In a lab we had to measure the remnant magnetisation of a hysteresis loop with a permalloy core. The amplitude of the input sinusoidal wave was varied and the resulting remnant magnetisation measured. This was then plotted resulting in the remnant magnetisation varying sinusoidal with the input amplitude. When the core was changed to silver steel or mild steel the sinusoidal relationship no longer occured.
Why did the remnance vary sinusoidally with amplitude only for the permalloy sample?

 

[berkeman]

In a lab we had to measure the remnant magnetisation of a hysteresis loop with a permalloy core. The amplitude of the input sinusoidal wave was varied and the resulting remnant magnetisation measured.
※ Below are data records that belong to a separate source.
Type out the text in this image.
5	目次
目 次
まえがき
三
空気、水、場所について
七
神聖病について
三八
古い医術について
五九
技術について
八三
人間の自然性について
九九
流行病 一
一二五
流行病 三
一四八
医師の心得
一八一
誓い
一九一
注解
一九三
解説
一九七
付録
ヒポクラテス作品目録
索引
This was then plotted resulting in the remnant magnetisation varying sinusoidal with the input amplitude. When the core was changed to silver steel or mild steel the sinusoidal relationship no longer occured.
Why did the remnance vary sinusoidally with amplitude only for the permalloy sample?

Welcome to the PF.

Have you found datasheets or other technical information on those core materials? You should be able to find Google Images showing the hysteresis curves as you increase the amplitude of the excitation.

 

[Charles Link]

I'm not sure of your definition of "remnant magnetization", but it sounds like you were basically measuring $\chi_m(\omega)$ , where $\vec{M}(\omega)=\chi_m(\omega) \vec{H}(\omega)$. The vector $\vec{H}(\omega)$ is the applied magnetic field at frequency $\omega$ from the solenoid. And $\chi_m(\omega)$ is the magnetic susceptibility=it is in general frequency dependent. ( Presumably you measured $\chi_m(\omega)$ for only one specific frequency, which is ok).$\\$ In the first case, you must have had a material where the response was linear, so that $\chi_m(\omega)$ is a constant for a given frequency (sometimes a complex one, so that a phase delay can be included in the response). $\\$ For the other materials, it is likely they are more like a permanent magnet, where no such linear response occurs. You simply can not write a linear equation for these materials relating $\vec{M}(\omega)$ to $\vec{H}(\omega)$. $\\$ There is one additional item that may be worth including if you have any mathematical background in linear response theory: The equation $\vec{M}(t)=\int\limits_{- \infty}^{t} \chi_m(t-t') \vec{H}(t') \, dt'$ is applicable if the system responds linearly. The equation $\vec{M}(\omega)=\chi_m(\omega) \vec{H}(\omega)$ follows from the convolution theorem, where in this last equation, these are all Fourier transforms of the quantities of the integral equation.